“Give prosperous voyage to the Mermaid sloop, because I have insured it: and as Thou hast said that the days of the wicked are but short, I trust in Thee that Thou wait not forget Thy promise, as I have purchased an estate in reversion, which will be mine on the death of that profligate young man Sir J. L.”

Such a prayer would seem to argue some mental twist; but strange are the vagaries of the pinchbeck pious.

Two more villains, and we make an end. The first of them was the bold Dick Turpin. Have the achievements of Dick Turpin crossed the ocean? Surely they have, if only in the pages of the “Pickwick Papers,” where Sam Weller sings part of a song written in praise of the highwayman. The verses are generally believed to be by Charles Dickens himself, but that is not so. They are by James or Horace Smith, or both, the authors of the “Rejected Addresses,” and are the two opening stanzas of a long poem. Dick Turpin lived for a time at a house in Hackney Marsh, near a tavern and a cockpit, and passed for a sporting gentleman free with his money. Few highwaymen were so successful as the gallant rider of Black Bess, and very, very few arrived, as he did, at the age of thirty-four before undertaking that drive to Tyburn Tree, which was the concluding act in his profession. Indeed, the grand climacteric for a highwayman seems to have been twenty-four.

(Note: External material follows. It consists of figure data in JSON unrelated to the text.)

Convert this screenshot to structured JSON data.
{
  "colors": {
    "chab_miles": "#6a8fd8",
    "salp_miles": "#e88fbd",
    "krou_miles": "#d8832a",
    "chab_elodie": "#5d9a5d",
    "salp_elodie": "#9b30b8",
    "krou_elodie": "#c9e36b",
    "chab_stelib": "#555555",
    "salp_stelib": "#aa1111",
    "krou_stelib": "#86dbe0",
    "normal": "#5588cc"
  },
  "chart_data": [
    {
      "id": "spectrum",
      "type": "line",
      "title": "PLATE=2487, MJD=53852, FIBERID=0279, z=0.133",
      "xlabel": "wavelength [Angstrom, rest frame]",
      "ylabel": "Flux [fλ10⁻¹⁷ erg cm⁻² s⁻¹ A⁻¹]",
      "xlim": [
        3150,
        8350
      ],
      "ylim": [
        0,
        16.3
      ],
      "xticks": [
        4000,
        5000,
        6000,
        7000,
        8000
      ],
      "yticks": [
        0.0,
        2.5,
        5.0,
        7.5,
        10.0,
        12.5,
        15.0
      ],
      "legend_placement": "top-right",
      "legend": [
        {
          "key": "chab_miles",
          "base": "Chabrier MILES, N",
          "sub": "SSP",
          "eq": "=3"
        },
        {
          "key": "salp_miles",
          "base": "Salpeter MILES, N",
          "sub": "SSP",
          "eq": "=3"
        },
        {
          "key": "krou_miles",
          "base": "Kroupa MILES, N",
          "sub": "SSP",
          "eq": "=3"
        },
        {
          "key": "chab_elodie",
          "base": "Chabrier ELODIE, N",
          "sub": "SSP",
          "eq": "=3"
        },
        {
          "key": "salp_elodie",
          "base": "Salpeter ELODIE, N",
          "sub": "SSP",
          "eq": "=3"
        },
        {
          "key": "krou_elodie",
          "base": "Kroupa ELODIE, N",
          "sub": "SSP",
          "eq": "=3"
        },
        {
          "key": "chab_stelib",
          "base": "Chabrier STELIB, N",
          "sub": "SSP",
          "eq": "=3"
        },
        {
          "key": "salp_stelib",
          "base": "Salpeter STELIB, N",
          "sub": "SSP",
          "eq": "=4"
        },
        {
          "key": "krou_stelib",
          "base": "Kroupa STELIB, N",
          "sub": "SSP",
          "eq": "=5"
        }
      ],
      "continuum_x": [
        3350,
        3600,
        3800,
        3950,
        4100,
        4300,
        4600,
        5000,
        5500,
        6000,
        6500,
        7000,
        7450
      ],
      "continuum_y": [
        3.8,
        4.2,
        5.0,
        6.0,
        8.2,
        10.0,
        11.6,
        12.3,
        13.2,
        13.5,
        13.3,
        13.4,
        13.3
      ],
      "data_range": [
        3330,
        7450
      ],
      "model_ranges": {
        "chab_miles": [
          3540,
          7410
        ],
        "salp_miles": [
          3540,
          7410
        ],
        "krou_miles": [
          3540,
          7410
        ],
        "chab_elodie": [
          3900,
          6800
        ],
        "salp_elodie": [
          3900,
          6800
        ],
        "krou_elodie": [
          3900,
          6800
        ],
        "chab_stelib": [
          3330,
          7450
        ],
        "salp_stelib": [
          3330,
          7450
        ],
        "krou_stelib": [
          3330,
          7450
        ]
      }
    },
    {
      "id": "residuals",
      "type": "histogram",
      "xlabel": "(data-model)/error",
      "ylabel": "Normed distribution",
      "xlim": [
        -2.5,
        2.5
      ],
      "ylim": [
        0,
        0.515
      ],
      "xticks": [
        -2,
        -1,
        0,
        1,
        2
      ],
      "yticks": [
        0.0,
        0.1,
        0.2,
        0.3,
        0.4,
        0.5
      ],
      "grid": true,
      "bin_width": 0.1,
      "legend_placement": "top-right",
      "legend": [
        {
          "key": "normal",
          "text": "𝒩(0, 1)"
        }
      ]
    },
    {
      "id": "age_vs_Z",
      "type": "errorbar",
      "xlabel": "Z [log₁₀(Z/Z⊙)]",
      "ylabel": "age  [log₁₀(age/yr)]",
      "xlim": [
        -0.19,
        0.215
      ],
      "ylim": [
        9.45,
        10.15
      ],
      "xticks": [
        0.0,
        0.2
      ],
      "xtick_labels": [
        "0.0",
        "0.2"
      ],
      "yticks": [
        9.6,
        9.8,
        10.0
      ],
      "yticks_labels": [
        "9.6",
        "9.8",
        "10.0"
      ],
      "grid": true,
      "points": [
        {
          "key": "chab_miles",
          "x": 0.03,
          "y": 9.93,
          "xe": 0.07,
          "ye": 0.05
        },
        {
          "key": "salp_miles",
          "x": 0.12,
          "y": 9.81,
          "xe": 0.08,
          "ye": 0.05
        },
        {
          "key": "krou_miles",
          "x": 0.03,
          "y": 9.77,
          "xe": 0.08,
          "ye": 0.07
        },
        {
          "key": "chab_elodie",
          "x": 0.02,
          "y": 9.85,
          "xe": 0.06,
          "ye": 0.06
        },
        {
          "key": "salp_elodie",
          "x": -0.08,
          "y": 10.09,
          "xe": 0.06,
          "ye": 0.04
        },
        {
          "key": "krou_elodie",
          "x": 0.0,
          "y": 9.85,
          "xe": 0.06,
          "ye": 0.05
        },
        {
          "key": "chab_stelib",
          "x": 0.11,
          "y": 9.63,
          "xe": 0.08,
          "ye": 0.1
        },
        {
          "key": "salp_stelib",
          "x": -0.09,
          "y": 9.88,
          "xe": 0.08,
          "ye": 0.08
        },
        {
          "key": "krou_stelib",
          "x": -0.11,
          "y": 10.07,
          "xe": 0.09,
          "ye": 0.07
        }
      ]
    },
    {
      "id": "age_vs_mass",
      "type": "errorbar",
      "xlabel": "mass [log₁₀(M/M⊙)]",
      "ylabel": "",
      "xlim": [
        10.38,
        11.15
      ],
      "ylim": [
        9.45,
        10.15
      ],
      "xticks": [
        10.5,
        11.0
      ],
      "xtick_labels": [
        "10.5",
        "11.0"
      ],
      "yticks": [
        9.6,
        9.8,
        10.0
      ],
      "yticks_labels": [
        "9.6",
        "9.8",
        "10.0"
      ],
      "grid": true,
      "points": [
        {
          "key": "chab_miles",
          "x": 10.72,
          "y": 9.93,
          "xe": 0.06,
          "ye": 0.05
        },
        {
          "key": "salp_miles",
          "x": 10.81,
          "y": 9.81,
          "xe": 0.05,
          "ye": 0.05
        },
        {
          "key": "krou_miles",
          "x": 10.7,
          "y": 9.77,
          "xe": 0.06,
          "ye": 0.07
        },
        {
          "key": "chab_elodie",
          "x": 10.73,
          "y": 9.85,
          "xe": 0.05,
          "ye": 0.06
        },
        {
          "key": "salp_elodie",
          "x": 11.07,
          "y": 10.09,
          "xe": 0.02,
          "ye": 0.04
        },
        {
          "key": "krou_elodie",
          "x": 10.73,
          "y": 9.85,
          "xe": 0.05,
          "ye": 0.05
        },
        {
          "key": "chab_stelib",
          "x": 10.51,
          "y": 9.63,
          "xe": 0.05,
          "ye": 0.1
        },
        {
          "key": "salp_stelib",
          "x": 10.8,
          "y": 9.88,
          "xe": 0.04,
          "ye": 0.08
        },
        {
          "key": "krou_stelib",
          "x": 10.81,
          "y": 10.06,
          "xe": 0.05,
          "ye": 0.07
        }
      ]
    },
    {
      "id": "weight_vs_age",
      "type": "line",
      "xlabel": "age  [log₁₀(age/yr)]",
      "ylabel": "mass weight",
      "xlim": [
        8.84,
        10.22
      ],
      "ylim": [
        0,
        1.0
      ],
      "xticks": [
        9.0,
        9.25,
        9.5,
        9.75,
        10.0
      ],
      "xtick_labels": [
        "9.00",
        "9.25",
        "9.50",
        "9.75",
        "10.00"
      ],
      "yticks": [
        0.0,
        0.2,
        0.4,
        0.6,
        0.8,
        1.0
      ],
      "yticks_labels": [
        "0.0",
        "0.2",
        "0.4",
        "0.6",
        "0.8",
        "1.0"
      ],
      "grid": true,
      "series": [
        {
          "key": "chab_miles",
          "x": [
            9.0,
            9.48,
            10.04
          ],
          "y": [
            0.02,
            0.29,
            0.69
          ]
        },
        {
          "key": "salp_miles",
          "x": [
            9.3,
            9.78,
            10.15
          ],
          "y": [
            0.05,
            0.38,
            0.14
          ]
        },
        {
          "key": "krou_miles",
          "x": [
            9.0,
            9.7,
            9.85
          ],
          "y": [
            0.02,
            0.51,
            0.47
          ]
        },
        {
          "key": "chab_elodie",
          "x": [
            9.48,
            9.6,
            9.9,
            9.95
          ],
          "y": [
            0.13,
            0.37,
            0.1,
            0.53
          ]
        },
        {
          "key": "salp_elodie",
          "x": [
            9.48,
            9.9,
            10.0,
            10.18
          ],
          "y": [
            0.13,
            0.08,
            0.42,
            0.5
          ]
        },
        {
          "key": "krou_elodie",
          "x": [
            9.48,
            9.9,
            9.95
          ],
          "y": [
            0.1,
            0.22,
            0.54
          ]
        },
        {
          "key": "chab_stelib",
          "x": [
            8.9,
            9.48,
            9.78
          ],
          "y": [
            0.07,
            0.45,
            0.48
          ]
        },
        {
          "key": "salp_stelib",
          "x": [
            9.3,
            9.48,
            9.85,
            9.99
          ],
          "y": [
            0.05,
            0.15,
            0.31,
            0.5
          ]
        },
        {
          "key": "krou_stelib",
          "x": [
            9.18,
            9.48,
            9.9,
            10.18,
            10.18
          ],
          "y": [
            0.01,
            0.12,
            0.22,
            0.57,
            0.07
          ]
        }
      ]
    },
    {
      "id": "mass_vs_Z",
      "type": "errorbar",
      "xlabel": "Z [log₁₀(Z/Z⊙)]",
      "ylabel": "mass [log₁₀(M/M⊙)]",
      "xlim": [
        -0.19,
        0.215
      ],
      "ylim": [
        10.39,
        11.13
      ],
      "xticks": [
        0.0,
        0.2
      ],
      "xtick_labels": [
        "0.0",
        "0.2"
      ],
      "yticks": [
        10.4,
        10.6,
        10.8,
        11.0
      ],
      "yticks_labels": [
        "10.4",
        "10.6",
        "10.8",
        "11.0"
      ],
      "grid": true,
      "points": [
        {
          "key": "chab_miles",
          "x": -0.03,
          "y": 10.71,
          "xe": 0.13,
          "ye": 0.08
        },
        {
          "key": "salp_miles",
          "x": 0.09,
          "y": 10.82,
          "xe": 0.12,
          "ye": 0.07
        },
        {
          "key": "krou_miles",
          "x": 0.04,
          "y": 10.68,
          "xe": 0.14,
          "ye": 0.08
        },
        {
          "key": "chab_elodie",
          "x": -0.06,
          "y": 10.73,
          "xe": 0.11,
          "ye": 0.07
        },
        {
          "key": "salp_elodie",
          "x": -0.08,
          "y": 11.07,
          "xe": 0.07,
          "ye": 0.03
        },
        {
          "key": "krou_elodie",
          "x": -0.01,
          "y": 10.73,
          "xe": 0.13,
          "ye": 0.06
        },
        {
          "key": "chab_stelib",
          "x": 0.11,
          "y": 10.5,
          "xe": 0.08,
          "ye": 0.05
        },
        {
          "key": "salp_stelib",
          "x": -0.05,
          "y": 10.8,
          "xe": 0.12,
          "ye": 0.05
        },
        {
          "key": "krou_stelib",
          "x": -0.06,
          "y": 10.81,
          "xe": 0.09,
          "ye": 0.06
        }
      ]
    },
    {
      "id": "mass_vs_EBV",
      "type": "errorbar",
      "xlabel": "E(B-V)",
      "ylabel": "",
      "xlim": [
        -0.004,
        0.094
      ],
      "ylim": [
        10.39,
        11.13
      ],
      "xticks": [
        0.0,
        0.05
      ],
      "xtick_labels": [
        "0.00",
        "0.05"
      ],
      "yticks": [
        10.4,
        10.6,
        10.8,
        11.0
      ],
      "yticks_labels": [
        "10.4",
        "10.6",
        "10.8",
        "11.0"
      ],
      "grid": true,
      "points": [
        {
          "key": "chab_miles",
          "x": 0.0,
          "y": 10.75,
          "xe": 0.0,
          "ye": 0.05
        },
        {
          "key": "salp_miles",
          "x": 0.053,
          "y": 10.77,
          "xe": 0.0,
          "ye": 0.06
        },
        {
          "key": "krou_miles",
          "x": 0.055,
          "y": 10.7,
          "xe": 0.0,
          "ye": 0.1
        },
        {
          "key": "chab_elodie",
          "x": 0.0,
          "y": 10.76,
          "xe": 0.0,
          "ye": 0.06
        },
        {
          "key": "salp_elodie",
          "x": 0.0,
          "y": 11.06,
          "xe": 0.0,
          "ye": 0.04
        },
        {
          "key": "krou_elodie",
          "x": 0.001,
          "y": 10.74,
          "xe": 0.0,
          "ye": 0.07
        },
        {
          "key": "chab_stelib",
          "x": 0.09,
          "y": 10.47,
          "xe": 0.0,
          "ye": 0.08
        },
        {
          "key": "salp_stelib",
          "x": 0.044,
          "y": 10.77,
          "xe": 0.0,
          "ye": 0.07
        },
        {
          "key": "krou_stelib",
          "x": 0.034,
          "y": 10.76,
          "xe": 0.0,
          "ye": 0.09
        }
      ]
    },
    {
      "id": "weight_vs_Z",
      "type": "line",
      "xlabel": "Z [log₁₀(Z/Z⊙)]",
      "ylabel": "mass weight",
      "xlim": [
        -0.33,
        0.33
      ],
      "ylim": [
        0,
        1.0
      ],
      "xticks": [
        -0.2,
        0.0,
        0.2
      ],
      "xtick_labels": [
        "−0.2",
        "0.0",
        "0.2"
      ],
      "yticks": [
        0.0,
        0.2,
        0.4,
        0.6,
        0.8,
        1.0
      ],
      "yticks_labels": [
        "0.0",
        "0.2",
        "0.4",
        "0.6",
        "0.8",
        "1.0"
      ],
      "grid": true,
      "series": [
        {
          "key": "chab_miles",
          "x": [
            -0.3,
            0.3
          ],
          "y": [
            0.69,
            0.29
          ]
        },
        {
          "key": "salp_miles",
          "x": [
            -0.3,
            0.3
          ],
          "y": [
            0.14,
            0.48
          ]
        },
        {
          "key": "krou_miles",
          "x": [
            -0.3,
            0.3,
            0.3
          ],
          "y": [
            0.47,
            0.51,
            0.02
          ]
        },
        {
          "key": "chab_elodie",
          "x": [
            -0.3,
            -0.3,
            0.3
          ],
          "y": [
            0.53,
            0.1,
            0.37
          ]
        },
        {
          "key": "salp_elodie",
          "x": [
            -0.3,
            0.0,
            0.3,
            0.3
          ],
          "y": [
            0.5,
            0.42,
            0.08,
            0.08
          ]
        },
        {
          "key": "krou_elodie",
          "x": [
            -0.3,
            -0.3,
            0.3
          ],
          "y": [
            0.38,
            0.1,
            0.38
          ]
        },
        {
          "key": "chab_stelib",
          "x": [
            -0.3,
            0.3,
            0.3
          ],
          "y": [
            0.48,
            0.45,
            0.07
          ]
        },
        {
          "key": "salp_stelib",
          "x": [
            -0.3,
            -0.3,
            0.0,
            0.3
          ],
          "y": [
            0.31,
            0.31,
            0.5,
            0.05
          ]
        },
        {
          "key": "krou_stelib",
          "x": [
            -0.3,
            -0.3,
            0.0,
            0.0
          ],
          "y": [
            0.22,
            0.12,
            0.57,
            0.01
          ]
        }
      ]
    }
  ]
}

The other villain for whom Hackney blushes was a native of Homerton. This was none other than the famous “Jack the Painter,” who formed the bold design of setting fire to all the dockyards in the country. The story of his attempt in Portsmouth Dockyard, and of his failure and trial, forms one of the most singular chapters in the criminal history of the last century. He was executed in 1776, and his body hung in chains on the shore near Portsmouth for a great many years. I have myself conversed with persons who could remember the gibbet of Jack the Painter, and his blackened, tarred remains dangling in chains. But they were old men, and they were seafaring men. And when the mariner grows old his memory lengthens and strengthens and spreads.


XI

ON SPORTS AND PASTIMES


XI
ON SPORTS AND PASTIMES

WE have dwelt so long on the melancholy pictures of the houseless and the starving that there is danger of falling hastily into the conclusion that East London is the favorite residence of Poverty, Misery, and Necessity—those Furies three. We must not think this. East London is, as I have said before, above all things the city of the working-man—the greatest city of the respectable working-man in the whole world. Fortunately he is, for the most part, in good and steady work. Those are not his daughters who march arm in arm down Brook Street, lifting the hymn, which has no words, of irrepressible youth; nor are those his sons who hang about the corners of the streets near the public house; nor has he any connection with the shuffling, ragged outcasts whom we call the submerged.